The 250 delegates representing the group’s nine national and 82 local Jewish organizations also found “widespread emotionalism” among the American public over such issues as the plight of Arab refugees and the administration of Jerusalem “but little general knowledge of the basic political, territorial and security issues between Israel and the Arabs.”

The group said for example that Soviet-Arab propaganda has systematically distorted the intent of the Security Council’s Nov. 22, 1967 Mideast resolution so that many Americans were not aware that the document was not self-implementing but called for negotiations by the conflicting parties toward a comprehensive settlement. The NCRAC attributed the “explicit and sometimes strident” pro-Arab, anti-Israel sentiments of some Protestant groups to their upper-echelon administrative executives.
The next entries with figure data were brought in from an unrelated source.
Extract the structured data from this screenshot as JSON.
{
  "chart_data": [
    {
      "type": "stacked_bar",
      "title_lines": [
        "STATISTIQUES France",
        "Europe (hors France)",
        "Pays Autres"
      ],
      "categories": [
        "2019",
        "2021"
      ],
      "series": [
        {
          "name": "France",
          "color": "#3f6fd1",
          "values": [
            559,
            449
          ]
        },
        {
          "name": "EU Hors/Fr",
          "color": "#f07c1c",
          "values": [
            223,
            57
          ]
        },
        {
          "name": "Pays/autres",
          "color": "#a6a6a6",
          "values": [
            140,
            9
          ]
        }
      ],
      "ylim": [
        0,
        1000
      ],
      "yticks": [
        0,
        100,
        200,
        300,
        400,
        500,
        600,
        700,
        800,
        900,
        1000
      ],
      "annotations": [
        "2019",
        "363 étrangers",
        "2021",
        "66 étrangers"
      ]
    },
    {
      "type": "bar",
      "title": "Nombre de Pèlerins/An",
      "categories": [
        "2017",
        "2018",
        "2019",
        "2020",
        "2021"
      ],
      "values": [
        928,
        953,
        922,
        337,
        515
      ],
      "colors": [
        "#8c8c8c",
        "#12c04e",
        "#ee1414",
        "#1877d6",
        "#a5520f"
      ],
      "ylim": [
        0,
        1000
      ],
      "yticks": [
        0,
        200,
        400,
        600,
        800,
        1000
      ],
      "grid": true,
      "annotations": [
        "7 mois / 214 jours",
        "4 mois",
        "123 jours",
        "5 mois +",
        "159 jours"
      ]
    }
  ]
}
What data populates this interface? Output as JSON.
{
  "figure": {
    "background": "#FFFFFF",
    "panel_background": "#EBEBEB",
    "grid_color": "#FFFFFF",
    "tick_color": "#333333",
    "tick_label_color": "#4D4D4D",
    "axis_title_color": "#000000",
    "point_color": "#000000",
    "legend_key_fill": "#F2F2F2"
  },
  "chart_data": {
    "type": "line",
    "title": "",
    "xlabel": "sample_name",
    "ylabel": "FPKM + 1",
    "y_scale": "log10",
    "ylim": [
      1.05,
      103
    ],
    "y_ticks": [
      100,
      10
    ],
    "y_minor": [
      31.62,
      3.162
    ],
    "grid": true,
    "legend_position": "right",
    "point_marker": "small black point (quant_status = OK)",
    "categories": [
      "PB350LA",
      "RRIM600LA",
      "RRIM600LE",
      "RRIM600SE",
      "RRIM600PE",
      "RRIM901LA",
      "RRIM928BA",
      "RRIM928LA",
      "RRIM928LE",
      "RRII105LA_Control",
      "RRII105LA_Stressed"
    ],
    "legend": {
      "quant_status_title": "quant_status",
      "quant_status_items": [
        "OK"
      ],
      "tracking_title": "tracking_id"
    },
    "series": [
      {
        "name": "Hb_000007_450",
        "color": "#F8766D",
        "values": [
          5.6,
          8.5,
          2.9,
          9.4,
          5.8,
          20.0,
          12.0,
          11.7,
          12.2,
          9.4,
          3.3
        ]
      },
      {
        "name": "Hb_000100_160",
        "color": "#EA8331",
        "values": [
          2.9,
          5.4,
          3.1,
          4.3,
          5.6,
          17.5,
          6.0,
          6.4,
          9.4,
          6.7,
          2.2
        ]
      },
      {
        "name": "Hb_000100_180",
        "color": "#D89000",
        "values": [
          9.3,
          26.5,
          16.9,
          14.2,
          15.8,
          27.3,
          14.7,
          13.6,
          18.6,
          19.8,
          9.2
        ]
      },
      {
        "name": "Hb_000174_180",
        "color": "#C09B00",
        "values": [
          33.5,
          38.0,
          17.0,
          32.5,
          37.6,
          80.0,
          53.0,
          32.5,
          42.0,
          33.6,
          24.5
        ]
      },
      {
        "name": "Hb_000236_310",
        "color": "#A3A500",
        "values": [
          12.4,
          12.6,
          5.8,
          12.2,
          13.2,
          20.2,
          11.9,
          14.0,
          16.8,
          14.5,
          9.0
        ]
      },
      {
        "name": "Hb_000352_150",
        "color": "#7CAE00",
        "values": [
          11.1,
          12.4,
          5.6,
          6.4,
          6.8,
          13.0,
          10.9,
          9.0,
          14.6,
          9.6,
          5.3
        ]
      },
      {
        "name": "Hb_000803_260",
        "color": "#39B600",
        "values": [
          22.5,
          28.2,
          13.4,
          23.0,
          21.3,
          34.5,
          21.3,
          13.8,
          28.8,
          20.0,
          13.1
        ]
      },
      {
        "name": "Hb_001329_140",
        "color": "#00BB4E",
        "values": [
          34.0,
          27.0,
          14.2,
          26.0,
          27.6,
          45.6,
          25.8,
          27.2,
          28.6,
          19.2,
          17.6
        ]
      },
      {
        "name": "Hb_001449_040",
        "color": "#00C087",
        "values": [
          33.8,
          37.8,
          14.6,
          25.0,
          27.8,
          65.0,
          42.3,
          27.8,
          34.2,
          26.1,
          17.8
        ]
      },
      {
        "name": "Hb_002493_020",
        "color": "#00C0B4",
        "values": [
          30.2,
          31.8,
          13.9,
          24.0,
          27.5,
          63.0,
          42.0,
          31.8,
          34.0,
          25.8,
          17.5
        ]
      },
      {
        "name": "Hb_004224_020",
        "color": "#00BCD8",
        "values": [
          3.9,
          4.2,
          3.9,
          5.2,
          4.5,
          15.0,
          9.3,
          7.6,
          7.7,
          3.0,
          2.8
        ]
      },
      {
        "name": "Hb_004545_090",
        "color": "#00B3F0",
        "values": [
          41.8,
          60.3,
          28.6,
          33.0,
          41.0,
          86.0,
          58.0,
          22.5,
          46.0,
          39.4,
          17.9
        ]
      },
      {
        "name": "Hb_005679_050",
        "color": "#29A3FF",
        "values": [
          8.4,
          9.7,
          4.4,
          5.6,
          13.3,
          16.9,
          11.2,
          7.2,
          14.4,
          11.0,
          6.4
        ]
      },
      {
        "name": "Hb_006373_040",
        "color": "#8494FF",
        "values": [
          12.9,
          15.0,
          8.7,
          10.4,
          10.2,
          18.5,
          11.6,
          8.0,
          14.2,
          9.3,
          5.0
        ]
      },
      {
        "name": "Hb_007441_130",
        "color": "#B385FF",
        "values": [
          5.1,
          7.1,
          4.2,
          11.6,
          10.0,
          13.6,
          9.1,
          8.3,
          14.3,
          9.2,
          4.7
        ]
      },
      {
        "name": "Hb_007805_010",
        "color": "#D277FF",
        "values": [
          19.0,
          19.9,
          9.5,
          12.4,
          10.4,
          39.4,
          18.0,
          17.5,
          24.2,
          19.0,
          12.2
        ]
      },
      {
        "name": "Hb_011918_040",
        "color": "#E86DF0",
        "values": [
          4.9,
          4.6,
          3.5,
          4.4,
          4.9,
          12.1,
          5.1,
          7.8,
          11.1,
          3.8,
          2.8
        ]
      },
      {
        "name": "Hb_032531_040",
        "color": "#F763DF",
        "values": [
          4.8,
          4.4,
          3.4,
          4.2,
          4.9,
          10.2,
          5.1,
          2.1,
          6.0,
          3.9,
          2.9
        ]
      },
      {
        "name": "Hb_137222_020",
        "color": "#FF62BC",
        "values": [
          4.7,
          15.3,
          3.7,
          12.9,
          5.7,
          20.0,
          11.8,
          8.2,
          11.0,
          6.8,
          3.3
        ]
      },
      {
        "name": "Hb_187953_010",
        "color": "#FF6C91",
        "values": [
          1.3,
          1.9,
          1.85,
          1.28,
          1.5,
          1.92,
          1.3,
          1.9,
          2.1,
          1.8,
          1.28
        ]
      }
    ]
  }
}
On the situation of Jews in Soviet Russia, the NCRAC said there were indications that the Kremlin was not insensitive to the pressure of world opinion. It noted Soviet toleration of open demonstrations of interest in Judaism on the part of young Russian Jews, the availability of matzoh for the Passover holidays and last year’s visit of Moscow rabbi Yehuda Leib Levin to the U.S. with official consent. The NCRAC urged the Jewish community to keep up its public agitation, particularly for the fulfillment of Premier Alexei Kosygin’s 1966 promise to permit Soviet Jews to emigrate in order to be reunited with their families.